A coisa mais fina do mundo é o sentimento.
Aquele dia de noite, o pai fazendo serão,
ela falou comigo:
“Coitado, até essa hora no serviço pesado”.
Arrumou pão e café , deixou tacho no fogo com água quente.
Não me falou em amor.
Essa palavra de luxo.
(Adélia Prado)

 

O vovô e a vovó sempre foram absolutamente presentes na minha vida. Eu sei que pro vovô não estar ao meu lado, o único motivo existente é: ele não pode. E pela primeira vez em quase vinte e sete anos, o vovô não pode.

 

Eu falei em vinte e sete anos, a vovó me falou em sessenta e um. Coisa que eu só posso imaginar e respeitar, já que a vida dela ao lado do meu avô é bem maior que a minha vida todinha.

 

A vovó sempre colocou a comida pro vovô e acho que isso nunca foi um questionamento pra ela como é pra mim – cuidar da casa e do marido, fazer a comida, servir a comida. Eles comem juntos. Mas é junto mesmo. Eu sempre a vi pegar comida do prato dele ou então tirar comida do prato dela e colocar no dele, com o garfo, com a mão. Quando eles comem frutas, ela vai partindo com a faca, uns pedaços pra ele, outros pra ela. A mesma fruta. Eu também já vi isso muitas vezes. Esses (meus) pequenos privilégios do cotidiano.

 

Dia desses a gente comeu manga. Ela comeu a dela, eu comi a minha. Ela disse que precisava cortar a manga de um jeito diferente. Porque a vida toda ela vinha partindo a manga do mesmo jeito e, nos últimos sessenta e um anos, ela comia manga com o meu avô.

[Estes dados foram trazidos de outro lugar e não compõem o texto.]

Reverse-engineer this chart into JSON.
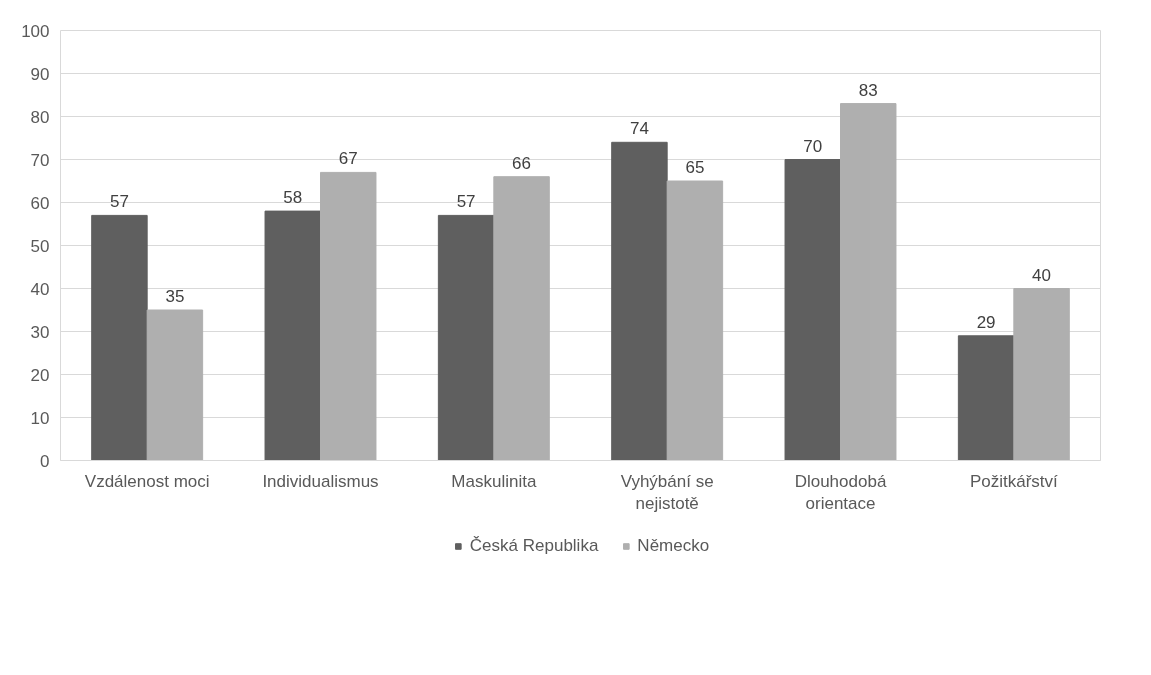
{
  "chart_data": {
    "type": "bar",
    "categories": [
      "Vzdálenost moci",
      "Individualismus",
      "Maskulinita",
      "Vyhýbání se nejistotě",
      "Dlouhodobá orientace",
      "Požitkářství"
    ],
    "series": [
      {
        "name": "Česká Republika",
        "color": "#5f5f5f",
        "values": [
          57,
          58,
          57,
          74,
          70,
          29
        ]
      },
      {
        "name": "Německo",
        "color": "#afafaf",
        "values": [
          35,
          67,
          66,
          65,
          83,
          40
        ]
      }
    ],
    "ylim": [
      0,
      100
    ],
    "yticks": [
      0,
      10,
      20,
      30,
      40,
      50,
      60,
      70,
      80,
      90,
      100
    ],
    "grid": "y",
    "legend": "bottom",
    "data_labels": true
  }
}
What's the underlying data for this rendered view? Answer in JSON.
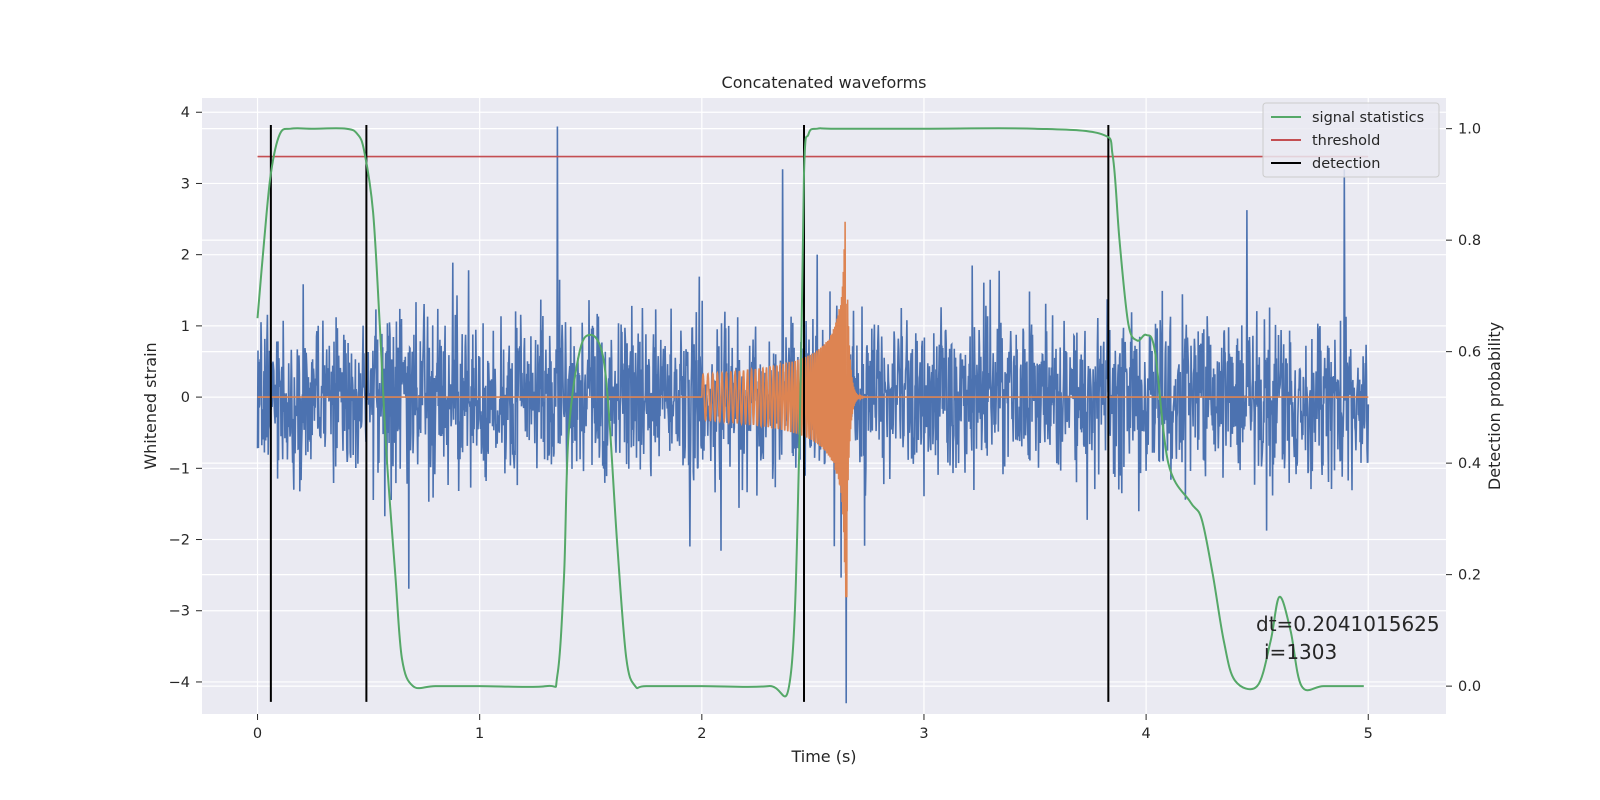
{
  "chart_data": {
    "type": "line",
    "title": "Concatenated waveforms",
    "xlabel": "Time (s)",
    "ylabel": "Whitened strain",
    "y2label": "Detection probability",
    "xlim": [
      -0.25,
      5.35
    ],
    "ylim": [
      -4.45,
      4.2
    ],
    "y2lim": [
      -0.05,
      1.055
    ],
    "xticks": [
      "0",
      "1",
      "2",
      "3",
      "4",
      "5"
    ],
    "yticks": [
      "4",
      "3",
      "2",
      "1",
      "0",
      "−1",
      "−2",
      "−3",
      "−4"
    ],
    "y2ticks": [
      "1.0",
      "0.8",
      "0.6",
      "0.4",
      "0.2",
      "0.0"
    ],
    "grid": true,
    "legend_position": "top-right",
    "legend": [
      {
        "label": "signal statistics",
        "color": "#55a868"
      },
      {
        "label": "threshold",
        "color": "#c44e52"
      },
      {
        "label": "detection",
        "color": "#000000"
      }
    ],
    "series": [
      {
        "name": "",
        "role": "strain noise",
        "color": "#4c72b0",
        "x_range": [
          0,
          5
        ],
        "amplitude_envelope": 1.1,
        "peak_values": [
          3.8,
          -4.3
        ]
      },
      {
        "name": "",
        "role": "injected waveform",
        "color": "#dd8452",
        "x_start": 2.0,
        "x_merger": 2.65,
        "peak_values": [
          2.15,
          -2.8
        ]
      },
      {
        "name": "signal statistics",
        "axis": "right",
        "color": "#55a868",
        "x": [
          0,
          0.03,
          0.06,
          0.1,
          0.15,
          0.25,
          0.4,
          0.45,
          0.48,
          0.52,
          0.55,
          0.58,
          0.62,
          0.65,
          0.7,
          0.8,
          1.0,
          1.3,
          1.35,
          1.38,
          1.4,
          1.45,
          1.5,
          1.55,
          1.58,
          1.62,
          1.66,
          1.7,
          1.75,
          2.0,
          2.3,
          2.4,
          2.44,
          2.46,
          2.48,
          2.52,
          2.6,
          3.0,
          3.5,
          3.8,
          3.85,
          3.88,
          3.92,
          3.96,
          4.0,
          4.04,
          4.1,
          4.2,
          4.25,
          4.3,
          4.35,
          4.4,
          4.5,
          4.56,
          4.6,
          4.65,
          4.7,
          4.8,
          4.98
        ],
        "y": [
          0.66,
          0.8,
          0.92,
          0.99,
          1.0,
          1.0,
          1.0,
          0.99,
          0.96,
          0.85,
          0.65,
          0.42,
          0.2,
          0.05,
          0.0,
          0.0,
          0.0,
          0.0,
          0.02,
          0.2,
          0.45,
          0.6,
          0.63,
          0.6,
          0.5,
          0.25,
          0.05,
          0.0,
          0.0,
          0.0,
          0.0,
          0.02,
          0.45,
          0.92,
          0.99,
          1.0,
          1.0,
          1.0,
          1.0,
          0.99,
          0.95,
          0.8,
          0.65,
          0.62,
          0.63,
          0.6,
          0.4,
          0.33,
          0.3,
          0.2,
          0.08,
          0.01,
          0.0,
          0.08,
          0.16,
          0.1,
          0.0,
          0.0,
          0.0
        ]
      },
      {
        "name": "threshold",
        "axis": "right",
        "color": "#c44e52",
        "x": [
          0,
          5
        ],
        "y": [
          0.95,
          0.95
        ]
      }
    ],
    "detections": [
      0.06,
      0.49,
      2.46,
      3.83
    ],
    "detection_range": [
      -4.28,
      3.82
    ],
    "annotation": {
      "line1": "dt=0.2041015625",
      "line2": "i=1303",
      "x": 4.5,
      "y2": 0.11
    }
  }
}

Com ele no hospital, partir a manga do mesmo jeito de sempre a fazia lembrar do vovô. E lembrar do vovô era lembrar que agora ele não podia estar ali pra comer a manga com ela.

 

Dia desses eu acordei e vi a vovó sorrindo na cozinha, perguntando se eu achei a roupa nova dela bonita. Um conjuntinho todo estampado com desenhos de sorvetes e picolés. Achei bonita sim e tirei uma foto com o celular. Ela estava cozinhando galinha e disse que ia fazer com o caldinho que eu gostava, pra molhar o pão. Desde criança eu gosto de molhar o pão francês no caldo ainda na panela. Aquele pão com o caldo de galinha foi como um abraço.

 

Vovô está melhorando. Depois de quase três semanas na UTI, hoje ele foi pro quarto. O médico disse que ele é muito forte. E é mesmo. Sempre foi. A gente segue sendo forte aqui também, lidando com a ausência como a gente pode, cortando a manga diferente, molhando um pedaço de pão no caldo de galinha.